The parameters of a realistic living wage began to be set in dollar amounts by our actual budgets. Our business operations began as an LLC devoted to construction of the community building. Throughout the community building construction we spent approximately $250,00 in materials and subcontractors fees for the construction of the community building. In addition we garnered fees from the Trought family for Dacres construction personnel time that was siphoned into our non profit educational enterprises. The reality of the Trought family generosity in particular Betty’s financial planning and wherewith all enabled the financial actualization of the D Acres operation.
As the summer ended it became clear that Charles would not be returning for the following season. His agricultural endeavors continue to flourish on Orcas Isle. He has served as the catalyst; providing nourishment as the creator of culinary delights, and implementing a design to grow from seed through harvesting the food to serve. As winter approached I found refugee in North Woodstock working part time as a ski instructor, with Kevin Wall who had joined the farming crew that fall.
Kevin and I had attended college briefly in North Carolina where we had partaken in a raucous fraternity society. He arrived as another refugee who would gather his wings, fly, and return to assist the D Acres organization throughout the years. On the day he moved onsite at the farm there was a flood of the stream on our west boundary that destroyed the crossing of Streeter Road and the above ground pool at the Mission house downstream. Our time spent on the slopes and sharing the space in North Woodstock provided variety to the winter blues.
During this period we began recruiting strangers, in earnest, to live and work at the farm. Our first advertisement in the WWOOF catalog is a prescription for disaster or enlightenment, perhaps a combination. The announcement offered idealists interested in peace, love and prosperity a welcome home in Dorchester. In addition to the unrealistic promotional materials, we were not selective in our application process. As icing on the cake, we had signed on an Israel man, as a paid agricultural exchange worker.
The organization with which Arnold from Israel was affiliated was designed as an exchange program for seasoned agricultural worker from “developing” countries to work in the United States. It was our hope that this worker would bring knowledge and work ethic as well as cultural exchange to the farm to serve as a resource and example for the US interns. Unfortunately Arnold did not meet our expectation as an able agriculturalist. His growing experience had been a limited role as an assistant in an obscure scientific experiment during which he recounted daily shifts at the pool. While Arnold failed to meet our presumptuous expectations, we were delighted to be joined by two engaged individuals from near and far, John and Micki. John had just graduated from UMass and was a timely addition to the meet the appetites wet by the legacy of Charles’s culinary creations. Micki came from the Washington state mainland up the Skajit River from the ferry to Orcas. She was twenty-two. Self motivated, she had tested out of high school and had worked in a plant nursery with Mexican immigrants for several years. She had traveled overseas to Europe as well as a stint in a Australia as a National Parks exchange worker. Her experience and connection to plants built upon the initiated garden design. She supplied raw energy and love for the plants and the land that was to be a driving force on the project for years to come.

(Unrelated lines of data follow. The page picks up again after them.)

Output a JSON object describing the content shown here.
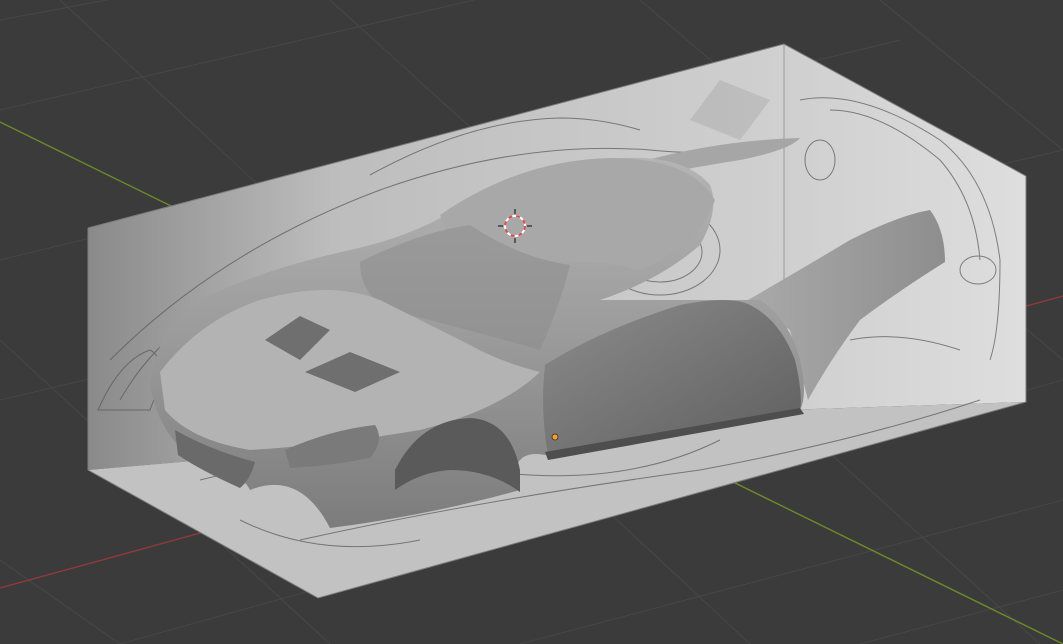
{
  "viewport": {
    "background_color": "#3b3b3b",
    "grid_color": "#474747",
    "x_axis_color": "#8f3a3a",
    "y_axis_color": "#6c8a2a"
  },
  "reference_box": {
    "top_face_color": "#dcdcdc",
    "front_face_color": "#c9c9c9",
    "side_face_color": "#d8d8d8"
  },
  "car_model": {
    "body_color": "#9a9a9a",
    "shadow_color": "#6e6e6e",
    "highlight_color": "#c4c4c4"
  },
  "cursor_3d": {
    "ring_color": "#d94a4a"
  },
  "origin_point": {
    "color": "#f0a030"
  }
}
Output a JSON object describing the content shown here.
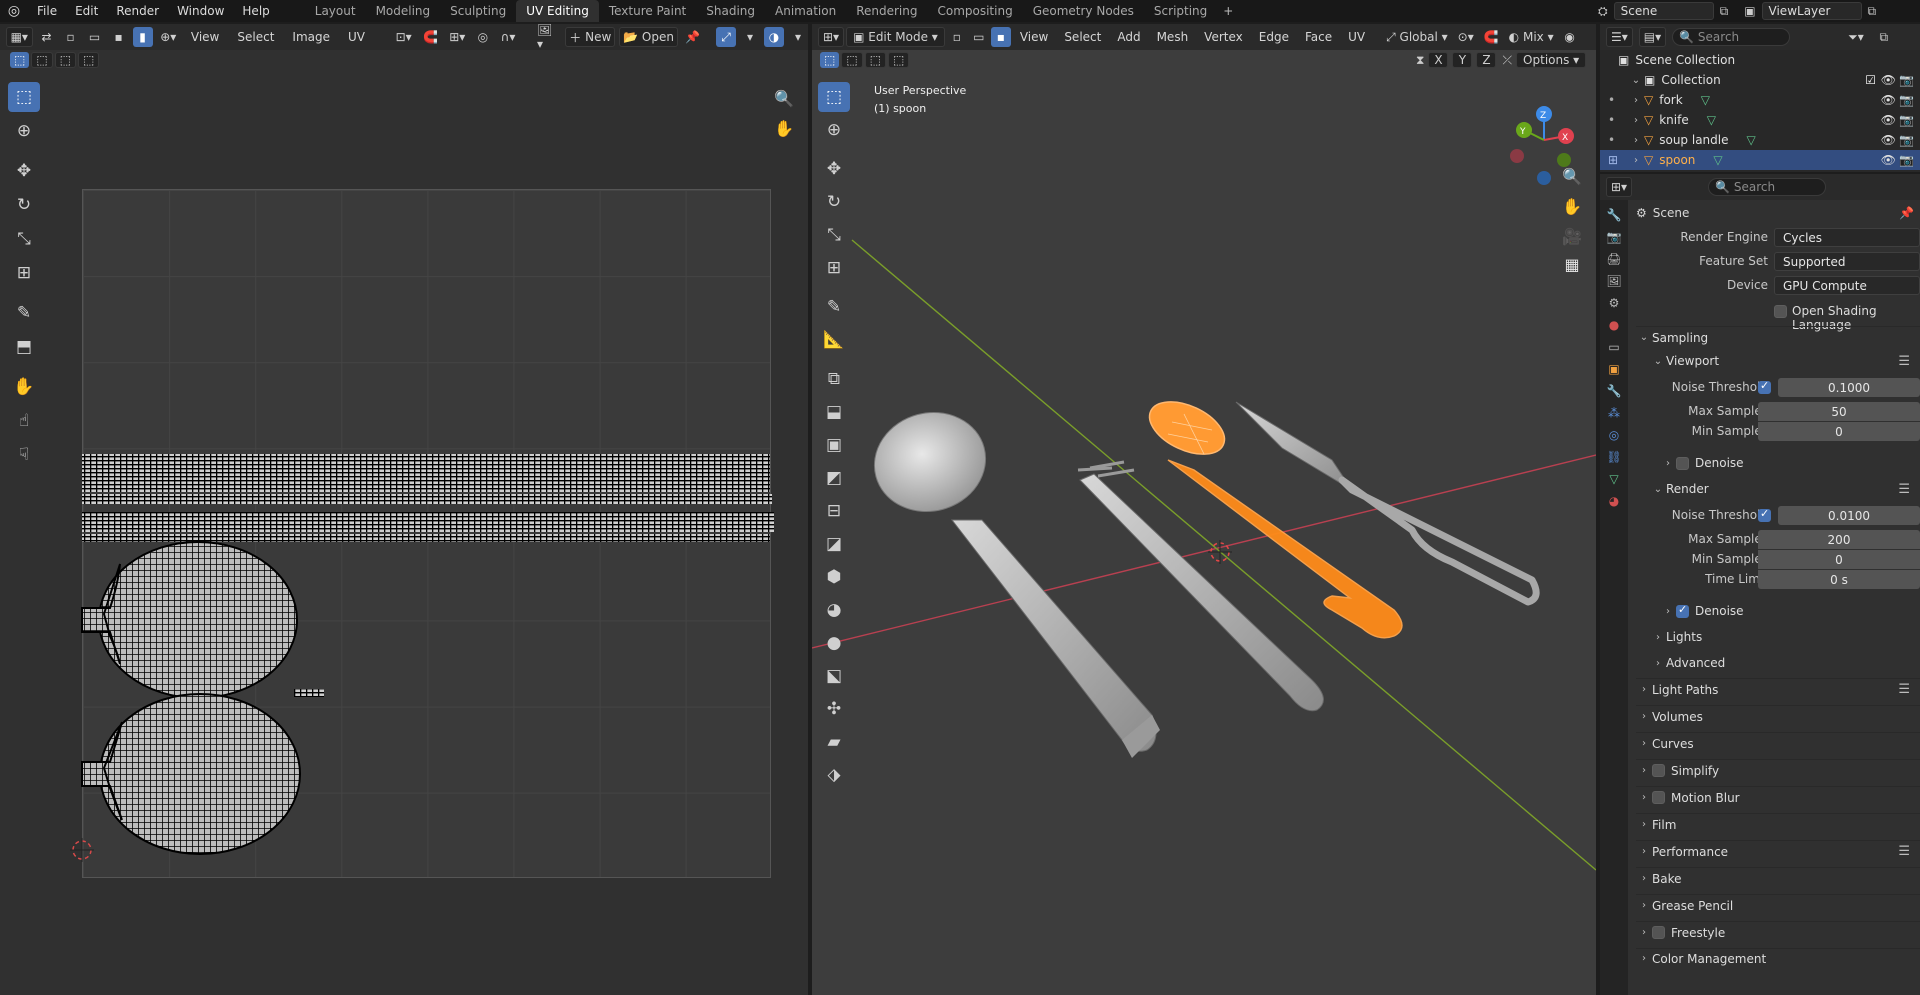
{
  "topbar": {
    "menu": [
      "File",
      "Edit",
      "Render",
      "Window",
      "Help"
    ],
    "workspaces": [
      "Layout",
      "Modeling",
      "Sculpting",
      "UV Editing",
      "Texture Paint",
      "Shading",
      "Animation",
      "Rendering",
      "Compositing",
      "Geometry Nodes",
      "Scripting"
    ],
    "active_workspace": "UV Editing",
    "scene": "Scene",
    "view_layer": "ViewLayer"
  },
  "uv_editor": {
    "menus": [
      "View",
      "Select",
      "Image",
      "UV"
    ],
    "new_label": "New",
    "open_label": "Open"
  },
  "viewport": {
    "mode": "Edit Mode",
    "menus": [
      "View",
      "Select",
      "Add",
      "Mesh",
      "Vertex",
      "Edge",
      "Face",
      "UV"
    ],
    "transform_orientation": "Global",
    "shading_mix": "Mix",
    "options_label": "Options",
    "axes": [
      "X",
      "Y",
      "Z"
    ],
    "overlay_line1": "User Perspective",
    "overlay_line2": "(1) spoon",
    "gizmo_axes": {
      "x": "X",
      "y": "Y",
      "z": "Z"
    }
  },
  "outliner": {
    "search_placeholder": "Search",
    "root": "Scene Collection",
    "collection": "Collection",
    "items": [
      {
        "name": "fork",
        "selected": false
      },
      {
        "name": "knife",
        "selected": false
      },
      {
        "name": "soup landle",
        "selected": false
      },
      {
        "name": "spoon",
        "selected": true
      }
    ]
  },
  "properties": {
    "search_placeholder": "Search",
    "context": "Scene",
    "render_engine": {
      "label": "Render Engine",
      "value": "Cycles"
    },
    "feature_set": {
      "label": "Feature Set",
      "value": "Supported"
    },
    "device": {
      "label": "Device",
      "value": "GPU Compute"
    },
    "osl": {
      "label": "Open Shading Language",
      "checked": false
    },
    "sampling": "Sampling",
    "viewport": {
      "title": "Viewport",
      "noise_threshold_label": "Noise Threshold",
      "noise_threshold": "0.1000",
      "max_samples_label": "Max Samples",
      "max_samples": "50",
      "min_samples_label": "Min Samples",
      "min_samples": "0",
      "denoise": "Denoise"
    },
    "render": {
      "title": "Render",
      "noise_threshold_label": "Noise Threshold",
      "noise_threshold": "0.0100",
      "max_samples_label": "Max Samples",
      "max_samples": "200",
      "min_samples_label": "Min Samples",
      "min_samples": "0",
      "time_limit_label": "Time Limit",
      "time_limit": "0 s",
      "denoise": "Denoise"
    },
    "lights": "Lights",
    "advanced": "Advanced",
    "panels": [
      "Light Paths",
      "Volumes",
      "Curves",
      "Simplify",
      "Motion Blur",
      "Film",
      "Performance",
      "Bake",
      "Grease Pencil",
      "Freestyle",
      "Color Management"
    ]
  },
  "colors": {
    "accent": "#4772b3",
    "selected_object": "#ff8c1a",
    "x_axis": "#e0414f",
    "y_axis": "#6aa81a",
    "z_axis": "#3d8be8"
  }
}
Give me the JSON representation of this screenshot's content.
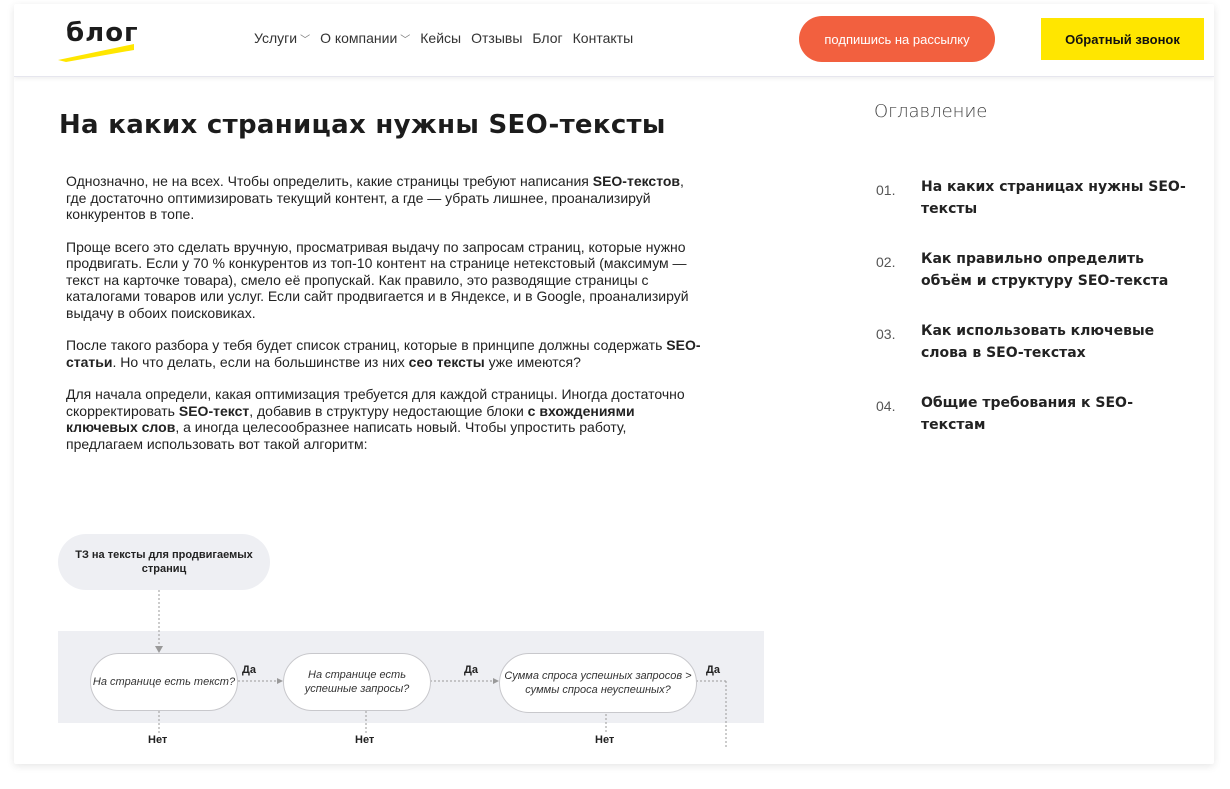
{
  "header": {
    "logo_text": "блог",
    "nav": [
      {
        "label": "Услуги",
        "dropdown": true
      },
      {
        "label": "О компании",
        "dropdown": true
      },
      {
        "label": "Кейсы",
        "dropdown": false
      },
      {
        "label": "Отзывы",
        "dropdown": false
      },
      {
        "label": "Блог",
        "dropdown": false
      },
      {
        "label": "Контакты",
        "dropdown": false
      }
    ],
    "subscribe_button": "подпишись на рассылку",
    "callback_button": "Обратный звонок",
    "colors": {
      "accent_orange": "#f2603f",
      "accent_yellow": "#ffe600"
    }
  },
  "article": {
    "title": "На каких страницах нужны SEO-тексты",
    "paragraphs": [
      "Однозначно, не на всех. Чтобы определить, какие страницы требуют написания <b>SEO-текстов</b>, где достаточно оптимизировать текущий контент, а где — убрать лишнее, проанализируй конкурентов в топе.",
      "Проще всего это сделать вручную, просматривая выдачу по запросам страниц, которые нужно продвигать. Если у 70 % конкурентов из топ-10 контент на странице нетекстовый (максимум — текст на карточке товара), смело её пропускай. Как правило, это разводящие страницы с каталогами товаров или услуг. Если сайт продвигается и в Яндексе, и в Google, проанализируй выдачу в обоих поисковиках.",
      "После такого разбора у тебя будет список страниц, которые в принципе должны содержать <b>SEO-статьи</b>. Но что делать, если на большинстве из них <b>сео тексты</b> уже имеются?",
      "Для начала определи, какая оптимизация требуется для каждой страницы. Иногда достаточно скорректировать <b>SEO-текст</b>, добавив в структуру недостающие блоки <b>с вхождениями ключевых слов</b>, а иногда целесообразнее написать новый. Чтобы упростить работу, предлагаем использовать вот такой алгоритм:"
    ]
  },
  "toc": {
    "title": "Оглавление",
    "items": [
      {
        "num": "01.",
        "label": "На каких страницах нужны SEO-тексты"
      },
      {
        "num": "02.",
        "label": "Как правильно определить объём и структуру SEO-текста"
      },
      {
        "num": "03.",
        "label": "Как использовать ключевые слова в SEO-текстах"
      },
      {
        "num": "04.",
        "label": "Общие требования к SEO-текстам"
      }
    ]
  },
  "flowchart": {
    "start": "ТЗ на тексты для продвигаемых страниц",
    "decisions": [
      "На странице есть текст?",
      "На странице есть успешные запросы?",
      "Сумма спроса успешных запросов > суммы спроса неуспешных?"
    ],
    "yes_label": "Да",
    "no_label": "Нет"
  }
}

As spring blossomed, in addition to the above mentioned, Jimmy and I were joined by Dara and her boyfriend Mike. Micah and Mia, friends from Colorado, migrated to the farm.along with Amy a childhood friend of Micah we knew from Orcas, and Matt, a yogi from Massachusetts. This principle cadre provided the crucible for the initial general meetings where recent acquaintances meet to decide the day to day activities of the farm. There were also random friends, short term work traders and unexpected visitors who appeared with increasing regularity as word got out about the farm. The meeting of this group was a productive though chaotic blending of characters that was to begin to occur at the farm annually for years to come.
So as snow melted we gathered to erect the community building only to discover we lacked the immediate housing necessary for our swelled ranks. To resolve the housing crunch and actualize annual vegetable planting April, May and June were devoted to construction of dwellings both human and animal. Chickens, goats and pigs arrived at the farm once again and their housing was the first priority. We sourced milled outs from a local sawmill and began construction of the shelters in the area behind the Red Barn known as the Lower Garden. After the animal structures we proceeded with a focus on personal dwellings, the Kuspa inspired Crow’s Nest, Dara and Mike’s Sanctu and the Skinny Shack were soon outfitted with minihouses on top of treehouse platforms.
As we constructed these personal domiciles and accepted the reality of this intense operation, the day to day conflict amongst people began to boil. Dara felt threatened physically by Jimmy’s personality in face to face meetings and he was forced to leave the property. As we began to move into the construction of the community building conflict arose with my relative Paul whom we had anticipated to be the general contractor of the community building. Paul was a seasoned builder with many projects constructed under his supervision. Despite this, the size and complexity of the project, the geographic distance from his home, and unorthodox ideals of the volunteer construction crew presented irreconcilable differences. Despite the loss of experience, Mike and I resolved to continue construction and framed the first and second floor with the nail gun and heavy lifting assistance of everyone willing and present onsite. At that point Mike and Dara were called unexpectedly though perhaps predictable to live their lives westward due to family circumstance. As this evolved Jay Legg was working with a crew in the woods to restore the erosion impact of the previous logging onsite while instructing the basics of chainsaw operation and earthwork to our impressionable woodsworkers.
As we began the crucial details of roof framing a neighbor named George helped us immensely with ideas and inspiration to proceed closing in the roof and the details of the interior. As the fall approached we had managed to enlist a metal roofing contractor whose bid we received handwritten on notebook paper after he had divulged he was flying permanently to Arizona that winter. Agriculturally we harvested pigs and vegetables with vigorous enthusiasm though productivity of amateurs.
As the windows and roofing were installed work began in earnest on the interior. Davy, whose father was a local home building contractor, joined our crew as we moved inside for the winter. Inside work was devoted to the details of plumbing, electrical, insulation, and heating, dust collection and the stereo system. I served primarily as a general contractor and Johnny on the spot to insure timely completion, control costs and assure the building quality. The heating system involves several elements that are experimental including the gypcrete subfloor that encapsulates the wirsbo tubing on the first floor as well as the wood gasification unit tied to the 1000 galloon heat exchange tank. Micki had migrated to Hawaii for the winter and while I received visitors from time to time it was a solitary existence during the short days with many nights spent working to the wee hours. At this point I repeatedly questioned the judgement of this large physical, mental and financial undertaking. The living conditions and workload was strenuous and the local folk we had hoped to serve did not understand the concept or accept what we had to offer. Luckily, I lacked a realistic assessment of the difficulties and rewards we were yet to encounter and we continued on. Winter recessed and we moved back into the excitement of the growing season.